No, Mother. If I get pregnant and am lucky enough to carry the baby to term, I will not feel awful nor will I wish I had waited. I will be incredibly sad to not be in California, but I will thank God for the miracle of my child and have zero regrets.
It's all moot, because it's not November yet (though let's be honest, it's just around the corner) and there's no guarantee I would get pregnant even with treatments in those months, let alone without. But it's still discouraging to know that after all this time, my family would hold something like this against me.
* * *
Also discouraging: the name that Lawyer Guy's cousin gave to her son born yesterday. When he woke me up this morning with the words "Do you want the bad news or the worse news?" my heart leaped into my throat, but the reality was not far off from my frantic imaginings. Of course this 27-year-old, barely employed, multiple-accidental-pregnancy-having couple would give their son the boy's name LG and I hate (HATE HATE HATE) more than any other, the name we have mocked to each other for over a year. OF COURSE!

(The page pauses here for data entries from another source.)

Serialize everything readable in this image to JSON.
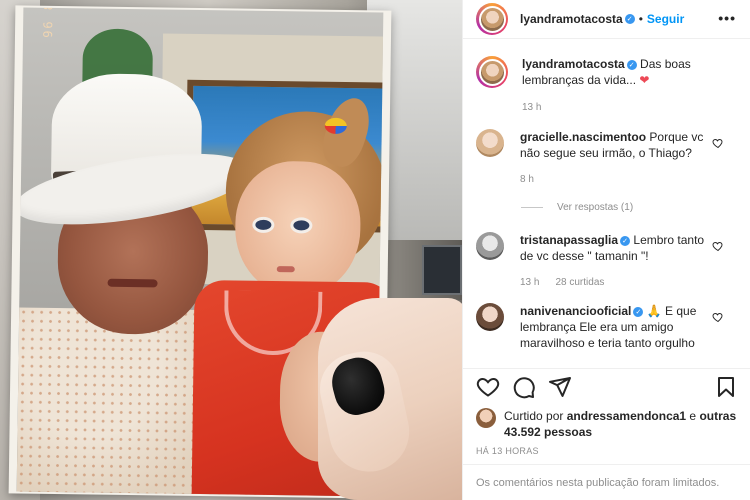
{
  "photo": {
    "date_stamp": "96 8 '61"
  },
  "header": {
    "username": "lyandramotacosta",
    "separator": "•",
    "follow_label": "Seguir",
    "more_label": "•••"
  },
  "caption": {
    "username": "lyandramotacosta",
    "text": "Das boas lembranças da vida... ",
    "heart": "❤",
    "time": "13 h"
  },
  "comments": [
    {
      "username": "gracielle.nascimentoo",
      "text": "Porque vc não segue seu irmão, o Thiago?",
      "time": "8 h",
      "view_replies": "Ver respostas (1)"
    },
    {
      "username": "tristanapassaglia",
      "text": "Lembro tanto de vc desse \" tamanin \"!",
      "time": "13 h",
      "likes": "28 curtidas"
    },
    {
      "username": "nanivenanciooficial",
      "emoji": "🙏",
      "text": "E que lembrança Ele era um amigo maravilhoso e teria tanto orgulho"
    }
  ],
  "likes": {
    "prefix": "Curtido por ",
    "user": "andressamendonca1",
    "middle": " e ",
    "others": "outras 43.592 pessoas"
  },
  "timestamp": "HÁ 13 HORAS",
  "limited_comments": "Os comentários nesta publicação foram limitados.",
  "colors": {
    "link": "#0095f6",
    "verified": "#3897f0",
    "muted": "#8e8e8e",
    "heart": "#ed4956"
  },
  "icons": [
    "more-options-icon",
    "heart-icon",
    "comment-icon",
    "share-icon",
    "bookmark-icon",
    "verified-icon",
    "small-heart-icon"
  ]
}
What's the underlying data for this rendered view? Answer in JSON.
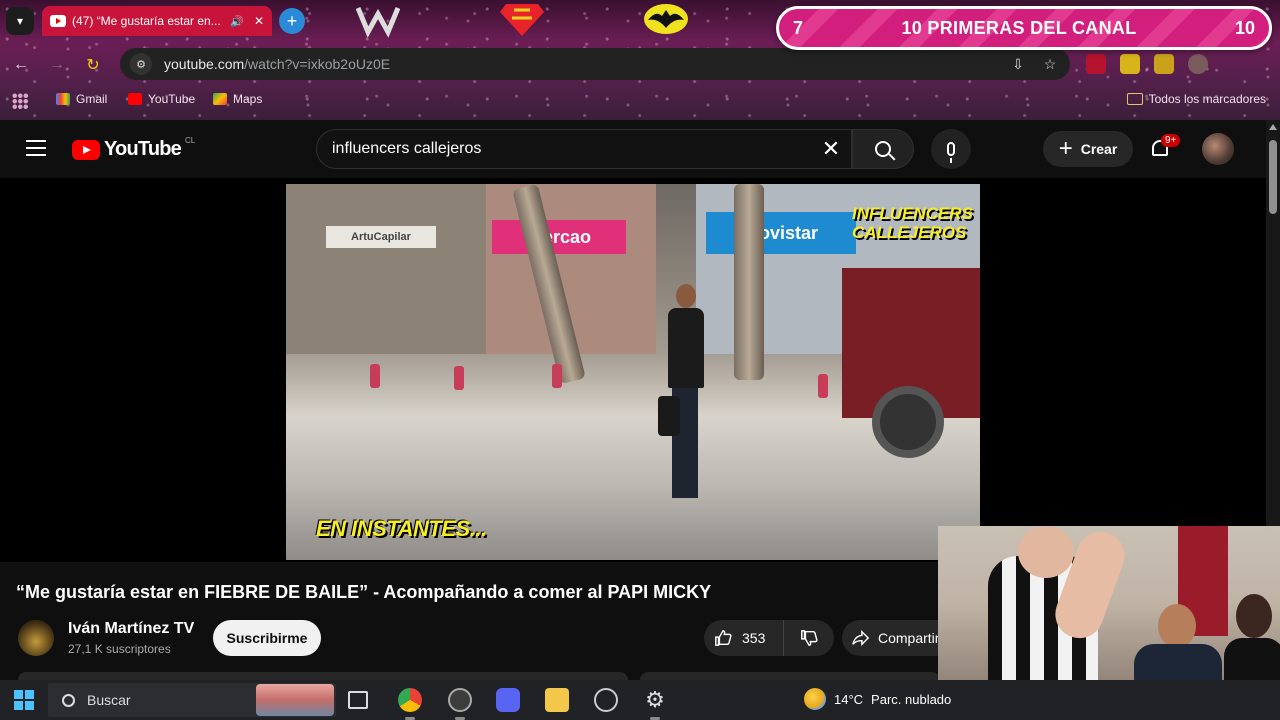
{
  "browser": {
    "tab": {
      "title": "(47) “Me gustaría estar en...",
      "audio_icon": "speaker-icon",
      "close_icon": "close-icon"
    },
    "new_tab_icon": "plus-icon",
    "address": {
      "host": "youtube.com",
      "path": "/watch?v=ixkob2oUz0E"
    },
    "bookmarks": [
      {
        "label": "Gmail",
        "icon": "gmail-icon"
      },
      {
        "label": "YouTube",
        "icon": "youtube-icon"
      },
      {
        "label": "Maps",
        "icon": "maps-icon"
      }
    ],
    "all_bookmarks": "Todos los marcadores"
  },
  "stream_overlay": {
    "left": "7",
    "title": "10 PRIMERAS DEL CANAL",
    "right": "10"
  },
  "youtube": {
    "country": "CL",
    "search_query": "influencers callejeros",
    "create_label": "Crear",
    "notification_badge": "9+",
    "video": {
      "brand_line1": "INFLUENCERS",
      "brand_line2": "CALLEJEROS",
      "caption": "EN INSTANTES...",
      "signs": [
        "mercao",
        "Movistar",
        "ArtuCapilar"
      ]
    },
    "title": "“Me gustaría estar en FIEBRE DE BAILE” - Acompañando a comer al PAPI MICKY",
    "channel": {
      "name": "Iván Martínez TV",
      "subscribers": "27,1 K suscriptores"
    },
    "subscribe_label": "Suscribirme",
    "likes": "353",
    "share_label": "Compartir"
  },
  "taskbar": {
    "search_placeholder": "Buscar",
    "weather_temp": "14°C",
    "weather_text": "Parc. nublado"
  },
  "colors": {
    "youtube_red": "#ff0000",
    "overlay_pink": "#d21e7c",
    "tab_red": "#c8133a"
  }
}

And no, I'm not going to spell out what the name is here, because it's somewhat popular in certain parts of the country (though not NYC) and I don't want to offend any readers. And I know that taste is subjective.
But still. My taste is better. I've got so many great names in the hopper just waiting for the right babies to wear them. Why do these people get to pollute our society with awful, awful names while... well, you know.
* * *
Despite my reaction to the cousins' new baby (ugh, that name!) I think I'm getting a little better about dealing with unexpected announcements. My mom told me that our former next-door neighbor called her recently with the news that her 24-year-old, unmarried, college-dropout daughter is pregnant. (Ha ha universe! Got me again!) And then my mom said that it made her sad, because she wants to be a grandmother, too.
You might think that this would make me feel guilty or worse, but it didn't. My mom has been so resolutely beating the drum of positivity this past year that for her to acknowledge that this is a horribly painful situation for her too helped me feel less alone. I guess I'm selfish that way. I don't mind if other people suffer as long as we're all suffering together. It's the loneliness I can't take.